|The euro is trading at an inexplicably high rate to the dollar, preventing eurozone nations from finding growth, says Russian billionaire Oleg Deripaska.
With European policymakers and politicians increasingly split over whether to relax austerity measures, Mr Deripaska, who controls Rusal, the world’s biggest aluminium producer, said that the turmoil and high value of the euro meant his business would steer clear of investing in the eurozone.
“We need to be practical,” he says in an interview with The Daily Telegraph. “With the high euro and the state of the markets in Europe, it wouldn’t be reasonable to go anywhere near buying something significant in Europe at this moment.”
Mr Deripaska, who is estimated to be worth $8.5bn (£5.58bn) in the latest Forbes rich list, making him Russia’s 16th richest man, says he fails to comprehend what makes the euro 45pc more valuable against the dollar than it was at launch in 2002.
The euro traded at 90 US cents at launch but rocketed to a peak of $1.59 in July 2008. It has since fallen to $1.31, but Mr Deripaska believes that is still too high.
“I can’t understand why the euro is so high,” he says. Has Europe become more productive or created more innovation? I just can’t see it.

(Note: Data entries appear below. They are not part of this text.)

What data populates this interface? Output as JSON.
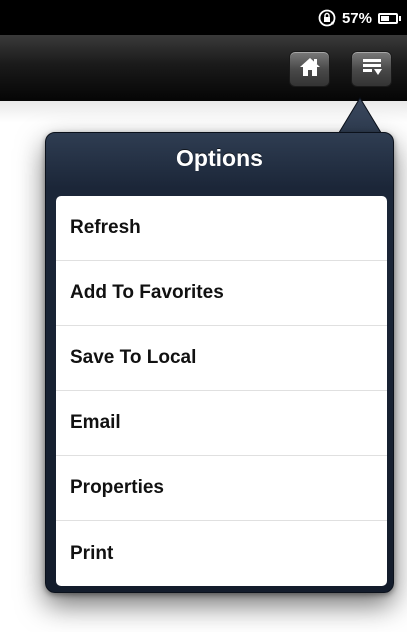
{
  "status_bar": {
    "battery_text": "57%",
    "battery_level": 0.57,
    "icons": [
      "rotation-lock-icon",
      "battery-icon"
    ]
  },
  "nav_bar": {
    "buttons": [
      {
        "name": "home-button",
        "icon": "home-icon"
      },
      {
        "name": "options-menu-button",
        "icon": "menu-list-icon"
      }
    ]
  },
  "popover": {
    "title": "Options",
    "items": [
      {
        "label": "Refresh"
      },
      {
        "label": "Add To Favorites"
      },
      {
        "label": "Save To Local"
      },
      {
        "label": "Email"
      },
      {
        "label": "Properties"
      },
      {
        "label": "Print"
      }
    ]
  },
  "colors": {
    "status_bar_bg": "#000000",
    "popover_frame": "#1b2638",
    "menu_bg": "#ffffff"
  }
}
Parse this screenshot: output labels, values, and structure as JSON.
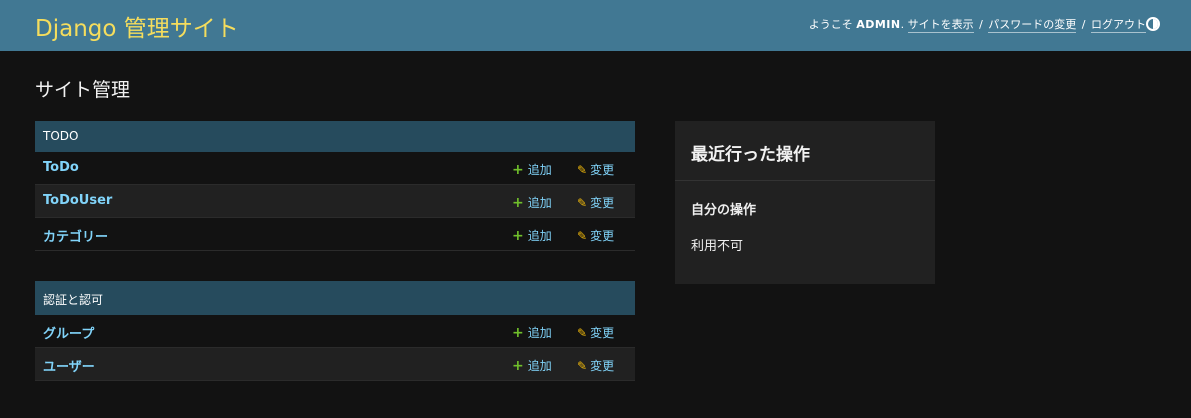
{
  "header": {
    "branding": "Django 管理サイト",
    "welcome": "ようこそ ",
    "username": "ADMIN",
    "welcome_suffix": ". ",
    "view_site": "サイトを表示",
    "separator": " / ",
    "change_password": "パスワードの変更",
    "logout": "ログアウト",
    "theme_icon": "half-circle-icon"
  },
  "page": {
    "title": "サイト管理"
  },
  "apps": [
    {
      "caption": "TODO",
      "models": [
        {
          "name": "ToDo",
          "add": "追加",
          "change": "変更"
        },
        {
          "name": "ToDoUser",
          "add": "追加",
          "change": "変更"
        },
        {
          "name": "カテゴリー",
          "add": "追加",
          "change": "変更"
        }
      ]
    },
    {
      "caption": "認証と認可",
      "models": [
        {
          "name": "グループ",
          "add": "追加",
          "change": "変更"
        },
        {
          "name": "ユーザー",
          "add": "追加",
          "change": "変更"
        }
      ]
    }
  ],
  "recent_actions": {
    "title": "最近行った操作",
    "my_actions": "自分の操作",
    "none_available": "利用不可"
  },
  "colors": {
    "header_bg": "#417893",
    "branding": "#f5dd5d",
    "module_caption_bg": "#264b5d",
    "link": "#81d4fa",
    "add_icon": "#70bf2b",
    "change_icon": "#efb80b",
    "body_bg": "#121212"
  }
}
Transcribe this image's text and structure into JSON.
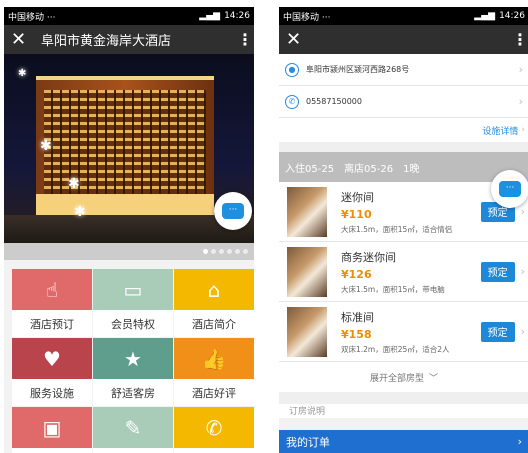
{
  "left": {
    "status": {
      "carrier": "中国移动 ···",
      "time": "14:26"
    },
    "title": "阜阳市黄金海岸大酒店",
    "grid": [
      {
        "label": "酒店预订",
        "icon": "hand-pointer-icon",
        "glyph": "☝",
        "color": "#e06a6a"
      },
      {
        "label": "会员特权",
        "icon": "card-icon",
        "glyph": "▭",
        "color": "#a9ccb9"
      },
      {
        "label": "酒店简介",
        "icon": "home-icon",
        "glyph": "⌂",
        "color": "#f5b800"
      },
      {
        "label": "服务设施",
        "icon": "heart-icon",
        "glyph": "♥",
        "color": "#b9444c"
      },
      {
        "label": "舒适客房",
        "icon": "star-icon",
        "glyph": "★",
        "color": "#5f9e8c"
      },
      {
        "label": "酒店好评",
        "icon": "thumbs-up-icon",
        "glyph": "👍",
        "color": "#f09019"
      },
      {
        "label": "",
        "icon": "briefcase-icon",
        "glyph": "▣",
        "color": "#e06a6a"
      },
      {
        "label": "",
        "icon": "edit-icon",
        "glyph": "✎",
        "color": "#a9ccb9"
      },
      {
        "label": "",
        "icon": "phone-icon",
        "glyph": "✆",
        "color": "#f5b800"
      }
    ]
  },
  "right": {
    "status": {
      "carrier": "中国移动 ···",
      "time": "14:26"
    },
    "address": "阜阳市颍州区颍河西路268号",
    "phone": "05587150000",
    "facilities_link": "设施详情",
    "date_bar": {
      "checkin": "入住05-25",
      "checkout": "离店05-26",
      "nights": "1晚"
    },
    "rooms": [
      {
        "name": "迷你间",
        "price": "¥110",
        "desc": "大床1.5m，面积15㎡，适合情侣",
        "book": "预定"
      },
      {
        "name": "商务迷你间",
        "price": "¥126",
        "desc": "大床1.5m，面积15㎡，带电脑",
        "book": "预定"
      },
      {
        "name": "标准间",
        "price": "¥158",
        "desc": "双床1.2m，面积25㎡，适合2人",
        "book": "预定"
      }
    ],
    "expand_label": "展开全部房型",
    "partial_text": "订房说明",
    "orders_label": "我的订单"
  }
}
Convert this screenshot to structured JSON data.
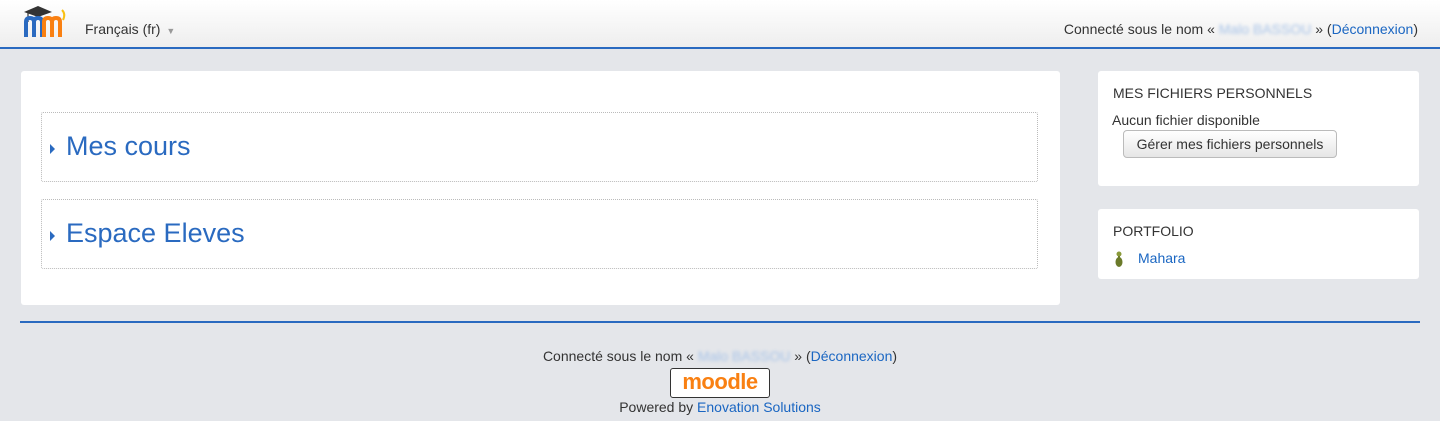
{
  "header": {
    "language": "Français (fr)",
    "login_prefix": "Connecté sous le nom «",
    "user_name": "Malo BASSOU",
    "login_middle": "» (",
    "logout_label": "Déconnexion",
    "login_suffix": ")"
  },
  "categories": [
    {
      "label": "Mes cours"
    },
    {
      "label": "Espace Eleves"
    }
  ],
  "private_files": {
    "heading": "MES FICHIERS PERSONNELS",
    "empty_text": "Aucun fichier disponible",
    "manage_button": "Gérer mes fichiers personnels"
  },
  "portfolio": {
    "heading": "PORTFOLIO",
    "link": "Mahara"
  },
  "footer": {
    "login_prefix": "Connecté sous le nom «",
    "user_name": "Malo BASSOU",
    "login_middle": "» (",
    "logout_label": "Déconnexion",
    "login_suffix": ")",
    "badge_text": "moodle",
    "powered_prefix": "Powered by ",
    "powered_link": "Enovation Solutions"
  },
  "colors": {
    "accent": "#2a6ac0",
    "link": "#1a66c2",
    "background": "#e4e6ea",
    "moodle_orange": "#f98012"
  }
}
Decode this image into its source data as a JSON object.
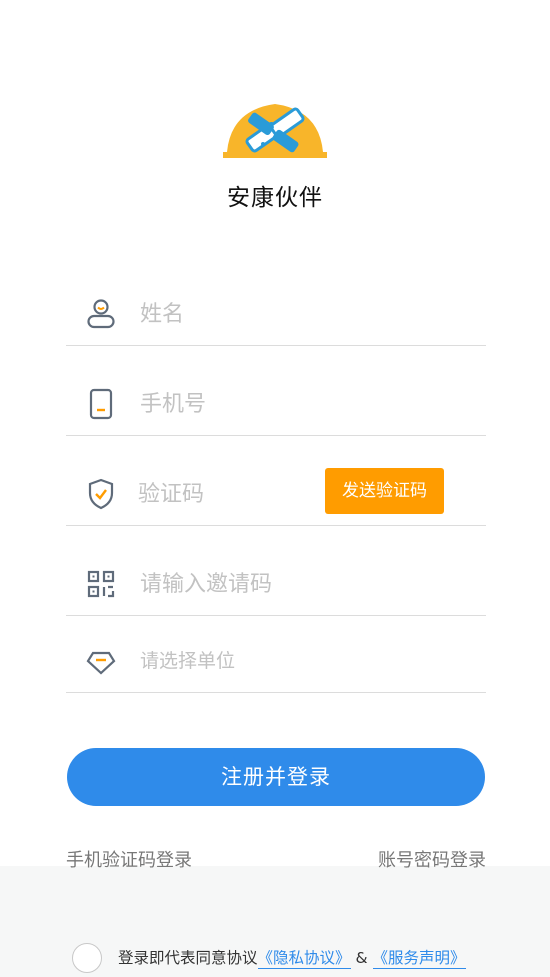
{
  "app": {
    "name": "安康伙伴",
    "logo_icon": "helmet-handshake-icon"
  },
  "form": {
    "name_placeholder": "姓名",
    "phone_placeholder": "手机号",
    "code_placeholder": "验证码",
    "send_code_label": "发送验证码",
    "invite_placeholder": "请输入邀请码",
    "unit_placeholder": "请选择单位"
  },
  "actions": {
    "register_label": "注册并登录",
    "sms_login_label": "手机验证码登录",
    "password_login_label": "账号密码登录"
  },
  "agreement": {
    "prefix": "登录即代表同意协议",
    "privacy": "《隐私协议》",
    "amp": "&",
    "service": "《服务声明》"
  },
  "colors": {
    "accent_blue": "#2f8bea",
    "accent_orange": "#ff9c00",
    "icon_gray": "#5f6b7a"
  }
}
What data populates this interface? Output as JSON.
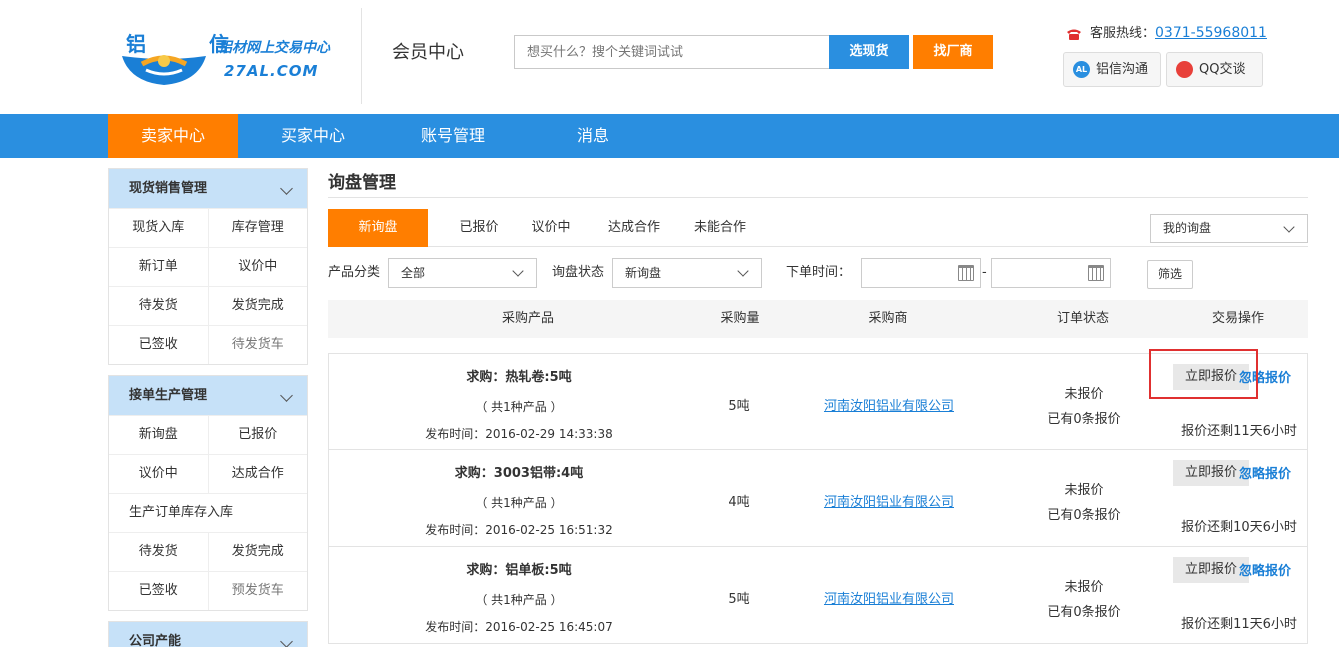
{
  "logo": {
    "chars": "铝 信",
    "slogan": "铝材网上交易中心",
    "domain": "27AL.COM"
  },
  "header": {
    "member_title": "会员中心",
    "search_placeholder": "想买什么？搜个关键词试试",
    "btn_spot": "选现货",
    "btn_factory": "找厂商",
    "hotline_label": "客服热线：",
    "hotline_number": "0371-55968011",
    "chat_al": "铝信沟通",
    "chat_al_icon_text": "AL",
    "chat_qq": "QQ交谈"
  },
  "nav": {
    "items": [
      "卖家中心",
      "买家中心",
      "账号管理",
      "消息"
    ],
    "active_index": 0
  },
  "sidebar": {
    "groups": [
      {
        "title": "现货销售管理",
        "rows": [
          [
            "现货入库",
            "库存管理"
          ],
          [
            "新订单",
            "议价中"
          ],
          [
            "待发货",
            "发货完成"
          ],
          [
            "已签收",
            "待发货车"
          ]
        ]
      },
      {
        "title": "接单生产管理",
        "rows": [
          [
            "新询盘",
            "已报价"
          ],
          [
            "议价中",
            "达成合作"
          ],
          [
            "生产订单库存入库"
          ],
          [
            "待发货",
            "发货完成"
          ],
          [
            "已签收",
            "预发货车"
          ]
        ]
      },
      {
        "title": "公司产能"
      }
    ]
  },
  "main": {
    "title": "询盘管理",
    "tabs": [
      "新询盘",
      "已报价",
      "议价中",
      "达成合作",
      "未能合作"
    ],
    "my_select": "我的询盘",
    "filter": {
      "category_label": "产品分类",
      "category_value": "全部",
      "status_label": "询盘状态",
      "status_value": "新询盘",
      "time_label": "下单时间：",
      "dash": "-",
      "btn": "筛选"
    },
    "columns": [
      "采购产品",
      "采购量",
      "采购商",
      "订单状态",
      "交易操作"
    ],
    "rows": [
      {
        "title": "求购：热轧卷:5吨",
        "count": "（ 共1种产品 ）",
        "time": "发布时间：2016-02-29 14:33:38",
        "qty": "5吨",
        "buyer": "河南汝阳铝业有限公司",
        "status1": "未报价",
        "status2": "已有0条报价",
        "quote": "立即报价",
        "ignore": "忽略报价",
        "remain": "报价还剩11天6小时"
      },
      {
        "title": "求购：3003铝带:4吨",
        "count": "（ 共1种产品 ）",
        "time": "发布时间：2016-02-25 16:51:32",
        "qty": "4吨",
        "buyer": "河南汝阳铝业有限公司",
        "status1": "未报价",
        "status2": "已有0条报价",
        "quote": "立即报价",
        "ignore": "忽略报价",
        "remain": "报价还剩10天6小时"
      },
      {
        "title": "求购：铝单板:5吨",
        "count": "（ 共1种产品 ）",
        "time": "发布时间：2016-02-25 16:45:07",
        "qty": "5吨",
        "buyer": "河南汝阳铝业有限公司",
        "status1": "未报价",
        "status2": "已有0条报价",
        "quote": "立即报价",
        "ignore": "忽略报价",
        "remain": "报价还剩11天6小时"
      }
    ]
  },
  "colors": {
    "primary_blue": "#2a8fe0",
    "accent_orange": "#ff7e00",
    "link_blue": "#1a7fd6",
    "highlight_red": "#e03030",
    "sidebar_head": "#c6e1f8"
  }
}
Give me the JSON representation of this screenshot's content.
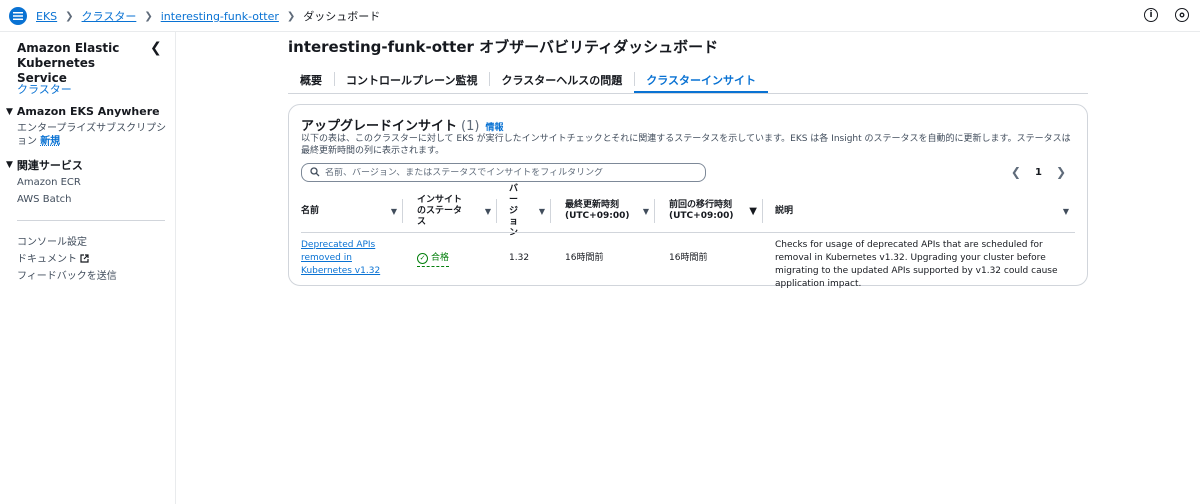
{
  "topbar": {
    "breadcrumbs": [
      "EKS",
      "クラスター",
      "interesting-funk-otter",
      "ダッシュボード"
    ]
  },
  "sidebar": {
    "title": "Amazon Elastic Kubernetes Service",
    "cluster_link": "クラスター",
    "eks_anywhere": "Amazon EKS Anywhere",
    "enterprise": "エンタープライズサブスクリプション",
    "new_badge": "新規",
    "related": "関連サービス",
    "ecr": "Amazon ECR",
    "batch": "AWS Batch",
    "console_settings": "コンソール設定",
    "docs": "ドキュメント",
    "feedback": "フィードバックを送信"
  },
  "main": {
    "title": "interesting-funk-otter オブザーバビリティダッシュボード",
    "tabs": [
      {
        "label": "概要"
      },
      {
        "label": "コントロールプレーン監視"
      },
      {
        "label": "クラスターヘルスの問題"
      },
      {
        "label": "クラスターインサイト"
      }
    ]
  },
  "panel": {
    "title": "アップグレードインサイト",
    "count": "(1)",
    "info": "情報",
    "description": "以下の表は、このクラスターに対して EKS が実行したインサイトチェックとそれに関連するステータスを示しています。EKS は各 Insight のステータスを自動的に更新します。ステータスは最終更新時間の列に表示されます。",
    "search_placeholder": "名前、バージョン、またはステータスでインサイトをフィルタリング",
    "page": "1"
  },
  "table": {
    "headers": {
      "name": "名前",
      "status": "インサイトのステータス",
      "version": "バージョン",
      "last_updated": "最終更新時刻 (UTC+09:00)",
      "last_transition": "前回の移行時刻 (UTC+09:00)",
      "description": "説明"
    },
    "rows": [
      {
        "name": "Deprecated APIs removed in Kubernetes v1.32",
        "status": "合格",
        "version": "1.32",
        "last_updated": "16時間前",
        "last_transition": "16時間前",
        "description": "Checks for usage of deprecated APIs that are scheduled for removal in Kubernetes v1.32. Upgrading your cluster before migrating to the updated APIs supported by v1.32 could cause application impact."
      }
    ]
  },
  "colors": {
    "accent": "#0972d3",
    "success": "#037f0c",
    "text": "#16191f"
  }
}
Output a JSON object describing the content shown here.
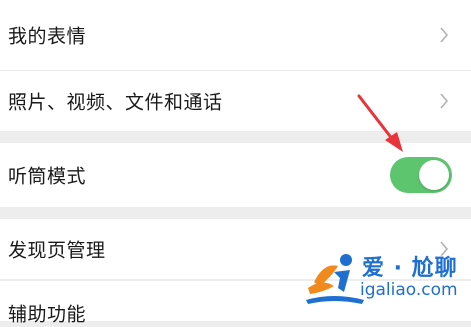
{
  "settings": {
    "items": [
      {
        "label": "我的表情",
        "has_chevron": true
      },
      {
        "label": "照片、视频、文件和通话",
        "has_chevron": true
      },
      {
        "label": "听筒模式",
        "toggle": {
          "on": true,
          "color": "#5cc56d"
        }
      },
      {
        "label": "发现页管理",
        "has_chevron": true
      },
      {
        "label": "辅助功能",
        "has_chevron": true
      }
    ]
  },
  "annotation": {
    "icon": "red-arrow-icon",
    "color": "#e8343a"
  },
  "watermark": {
    "title": "爱 · 尬聊",
    "url": "igaliao.com",
    "color": "#1f6fd1"
  }
}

“It doesn’t present much opportunity for south Europe and industrial parts of Europe in France and Italy to benefit.
“For me, nothing has changed. People have become calmer because they don’t believe in the black scenario that the European Union and the banking system will collapse. But there is still no clear action plan.
“I’m not sure it’s right, because Russia could benefit more from Europe and Europe could benefit more from deeper co-operation with Russia and former Soviet republics. There’s a clear opportunity there.”
Sixteen months ago, Mr Deripaska said some European nations were operating “like socialism”, spending above their means, given the tough economic climate. He still feels Europe has major problems.
“I think Europe is missing an opportunity now,” he says. “The more that European countries stay in the eurozone, the more difficult it will become for them.
“How Europe maintains its high standards of living conditions and expectations of social welfare, I really [don’t know].”
Mr Deripaska also controls car-maker GAZ, which expanded into Britain in 2006, buying Birmingham van-maker LDV Holdings. However, it sold it three years later to Malaysian automobile manufacturer Weststar and Mr Deripaska ruled out further moves into western Europe.
Meanwhile, the increasingly fractious debate over how to tackle the eurozone’s problems continued as IMF managing director Christine Lagarde used the close of the organisation’s spring meeting in Washington to urge Europe, the United States and Japan to act more resolutely to build up confidence.
The euro area had the clearest need to balance supporting growth with needed reform, she said, and she also hinted last week that the UK Chancellor, George Osborne, may have to slow the pace of cuts.
He has so far been defiant and said that he would take IMF advice only if he thought it was correct.